POLLERT: Eigentlich ist es doch immer wieder traurig, dass Medien zu Trägern der Hetze werden.
PICARD: Ja, es ist sehr trist. Aber ich hege die Hoffnung, dass wir für Verhältnisse sorgen können, unter denen die Menschen mit ihren Aussagen identifizierbar werden. Das trägt zumindest dazu bei, dass ein Grossteil der schäbigen Meinungsmache verschwindet oder zumindest entlarvt wird. Erfahrungsgemäss haben viele Antipluralisten nicht den Mumm, namentlich zu ihrer hetzerischen Meinung zu stehen.
POLLERT: Sie haben als einer der Keynote Speaker auf einem politischen Forum, einer Tagung der OSZE in Wien, gegen die Anonymität plädiert und wurden dafür gar in der New York Times zitiert. Was aber sagen Sie zum Prinzip der Redefreiheit?
PICARD: Das ist eine Frage der Abwägung. Inwieweit die eine oder andere Forderung nach Offenlegung der Urheberschaft auch das Grundrecht auf Redefreiheit berührt, ist zu bedenken.
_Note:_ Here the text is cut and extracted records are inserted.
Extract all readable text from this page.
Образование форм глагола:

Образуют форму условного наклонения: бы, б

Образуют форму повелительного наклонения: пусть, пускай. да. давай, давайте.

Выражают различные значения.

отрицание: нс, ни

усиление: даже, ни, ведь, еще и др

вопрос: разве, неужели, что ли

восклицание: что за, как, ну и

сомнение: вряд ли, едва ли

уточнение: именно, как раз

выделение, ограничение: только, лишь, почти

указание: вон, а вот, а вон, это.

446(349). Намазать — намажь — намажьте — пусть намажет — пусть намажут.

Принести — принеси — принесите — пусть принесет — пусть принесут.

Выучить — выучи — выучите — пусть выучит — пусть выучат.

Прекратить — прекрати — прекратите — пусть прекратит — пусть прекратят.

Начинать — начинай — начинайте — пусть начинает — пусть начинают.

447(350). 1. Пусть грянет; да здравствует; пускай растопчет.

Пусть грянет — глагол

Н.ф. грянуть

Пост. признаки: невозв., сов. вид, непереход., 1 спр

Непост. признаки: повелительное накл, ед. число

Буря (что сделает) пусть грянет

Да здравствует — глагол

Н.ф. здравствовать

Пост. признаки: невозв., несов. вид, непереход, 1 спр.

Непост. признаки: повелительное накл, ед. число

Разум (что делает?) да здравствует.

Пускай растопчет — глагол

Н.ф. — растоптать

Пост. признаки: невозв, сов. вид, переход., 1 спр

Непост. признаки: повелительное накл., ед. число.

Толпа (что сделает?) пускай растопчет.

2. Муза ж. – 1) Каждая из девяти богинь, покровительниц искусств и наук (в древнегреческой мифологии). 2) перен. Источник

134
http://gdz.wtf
Anonymität schadet letztlich der Redefreiheit. Gerade auch im Internet. Dagegen ist die Forderung nach Transparenz, wie ich sie in Wien unterstützte, ein ganz wichtiges Element aller Meinungsäusserungsfreiheit. Mit der allgemeinen Transparenz auf anderen Gebieten, z.B. in Geschäfts- und Finanzfragen, haben ja besonders auch die Amerikaner nicht die geringsten Probleme.
POLLERT: Dass das Internet selbst nicht das Problem ist sondern eigentlich nur die gesellschaftliche Realität abbildet, ist ebenso banal wie bestechend zutreffend.
PICARD: Ich habe hier lediglich allgemeine Einsichten auf ein politisches Forum getragen. Dabei stütze ich mich auf mehrere wichtige Quellen. Der Grundgedanke geht zunächst weit zurück ins 18. Jahrhundert, als sich etwa G.E. Lessing und Moses Mendelssohn in Berlin mit der Semiotik, der späteren Wissenschaft von den Symbolen, in durchaus politischer Absicht befassten. Dort lässt sich schon nachlesen, dass es zwischen dem Objekt (d.h. der sozialen Realität in der Gesellschaft) einerseits und dem Symbol (d.h. den Zeichen, welche Sprachen wie das Internet heute ausmachen) andererseits einen grundlegenden Unterschied gibt. Man darf beides nicht in eins setzen und so soziale Realität und mediales Abbild miteinander verwechseln.
POLLERT: Was heisst das?
PICARD: In Tat und Wahrheit sitzt der Antipluralismus in der realen Gesellschaft selbst, und nicht etwa im Internet. Politik muss mit menschenverachtenden Ideen auf gesellschaftlicher Ebene fertig werden. Das Internet als solches schafft kein neues unmenschliches Gedankengut. Vielmehr werden im Medium die einzelnen Aussagen immer wieder neu kopiert, wiederholt, wiedergegeben. Eine wichtige eigenständige Forschung im Rahmen der Arbeitsgruppe www.violence.unibas.ch hat diese Devianz eindrücklich festgestellt. Demnach würden wir nichts gewinnen, wenn wir gegen das Internet selbst vorgehen. Miteinander vernetzte Gruppen wie www.inach.org, welche Rassismus im Internet beobachten und Antipluralismus bekämpfen, haben hier ja einige Erfahrungen vorzuweisen.
POLLERT: Warum müssen wir uns eigentlich überhaupt damit auseinandersetzen? Kann man nicht einfach Spinner Spinner sein lassen?